In the second military commission under the Military Commission Act of 2009 of Mr. Al-Nashiri the motion hearings are the subject of a series of transcriptions over at that I also commend to readers.  Here the rules of the Military Commission Act of 2009 are applied and the counsels wrestle with them.  These procedural battles may cause the non-lawyer (and maybe lawyers who hate procedure) to be completely bored.

There are a few points that are of relevance. 

An early part of the motions are concerned with defense counsel being able to meet with Mr. Al-Nashiri without him being shackled and for Mr. Al-Nashiri to appear in the court without being shackled.  The concern being raised by the defense with regard to that is that the shackling reminds Mr. Al-Nashiri of his treatment as a high-value detainee by the CIA and troubles him.  The back and forth on this brings back the distinction between what are conditions of confinement as opposed to interrogation techniques.  For the uninitiated, this may seem arcane, but for those following this topic for some time, not only is the treatment at the CIA black sites being brought into the courtroom but also the memos of particularly Stephen Bradbury and John Yoo and possibly others that made distinctions between conditions of confinement and permissible interrogation techniques.  It should be obvious that shackling can be viewed as a security condition of confinement, but it, like all other aspects of the confinement,  form part of the manner in which the individual subject to interrogation techniques experiences the detention.  For example, when my godfather Romeo Horton, was held by the Doe government in Liberia after that coup, he was held in the dark.  Being held in the dark might be a condition of confinement (just like being held in a place that is light all the time, or noisy) and is not per se interrogation but forms obviously a part of the experience of detention with impact on the detainee.  While there are differences between confinement conditions and interrogation techniques, the point is that the shackling is a dual use type of procedure when it is part and parcel of a condition of confinement and part and parcel of the process of torture and cruel, inhuman or degrading treatment.  In this sense, once again, the CIA black sites experience is back in Mr. Al-Nashiri’s military commission even in no evidence from the period of his or others detention and torture or cruel inhuman or degrading treatment is admissible. 

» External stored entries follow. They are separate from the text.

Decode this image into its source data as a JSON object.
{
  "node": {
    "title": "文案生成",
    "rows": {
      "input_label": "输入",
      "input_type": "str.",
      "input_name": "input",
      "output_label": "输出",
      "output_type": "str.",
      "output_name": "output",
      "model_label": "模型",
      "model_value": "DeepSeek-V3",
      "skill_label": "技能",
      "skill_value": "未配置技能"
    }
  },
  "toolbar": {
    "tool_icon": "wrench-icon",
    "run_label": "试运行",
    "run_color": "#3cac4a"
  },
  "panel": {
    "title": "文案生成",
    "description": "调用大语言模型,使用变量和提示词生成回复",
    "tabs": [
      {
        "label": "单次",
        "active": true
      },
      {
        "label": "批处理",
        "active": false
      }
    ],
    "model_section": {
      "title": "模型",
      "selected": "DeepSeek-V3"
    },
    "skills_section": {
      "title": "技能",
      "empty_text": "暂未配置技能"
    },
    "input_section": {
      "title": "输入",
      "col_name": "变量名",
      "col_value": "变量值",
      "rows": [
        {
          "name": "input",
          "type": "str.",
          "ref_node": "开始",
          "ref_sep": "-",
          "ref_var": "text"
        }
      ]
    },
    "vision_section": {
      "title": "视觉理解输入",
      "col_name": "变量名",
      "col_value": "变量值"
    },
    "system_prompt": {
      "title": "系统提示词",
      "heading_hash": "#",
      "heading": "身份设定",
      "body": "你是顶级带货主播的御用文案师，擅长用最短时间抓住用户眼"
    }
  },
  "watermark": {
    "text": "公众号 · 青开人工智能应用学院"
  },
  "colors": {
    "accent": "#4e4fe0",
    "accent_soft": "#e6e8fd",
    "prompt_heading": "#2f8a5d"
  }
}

These issues of the shackling further cause the CIA black site experience to come into the military commission because the press are seeking that any hearings on the treatment of Mr. Al-Nashiri at the black sites be open to the press so that there can be transparency and government misconduct not be allowed to be hidden under an argument of national security (as happened in the United States v. Reynolds, 345 U.S. 1 (1953) case in which the state secrets privilege was originally developed by the Supreme Court).  Judge Pohl had the dilemma of if he wanted to hear evidence he had to also decide on press access to what the government would be seeking to be closed hearings.  Judge Pohl found an elegant solution to avoid having to have that CIA treatment evidence come and avoid the dilemmas of holding a hearing.  For me, the significant point is that the CIA treatment reared its head again, public scrutiny of that treatment was risked, and then the judge found a creative way to make that particular evidence not intrude into either the public or classified aspects of the case.  And, this significant point again shows how that treatment weighed on the process of the military commission, weighed on Mr. Al-Nashiri’s experience of that process as a defendant subject to possible death penalty, and has weighed on the government in formulating its approaches to the case.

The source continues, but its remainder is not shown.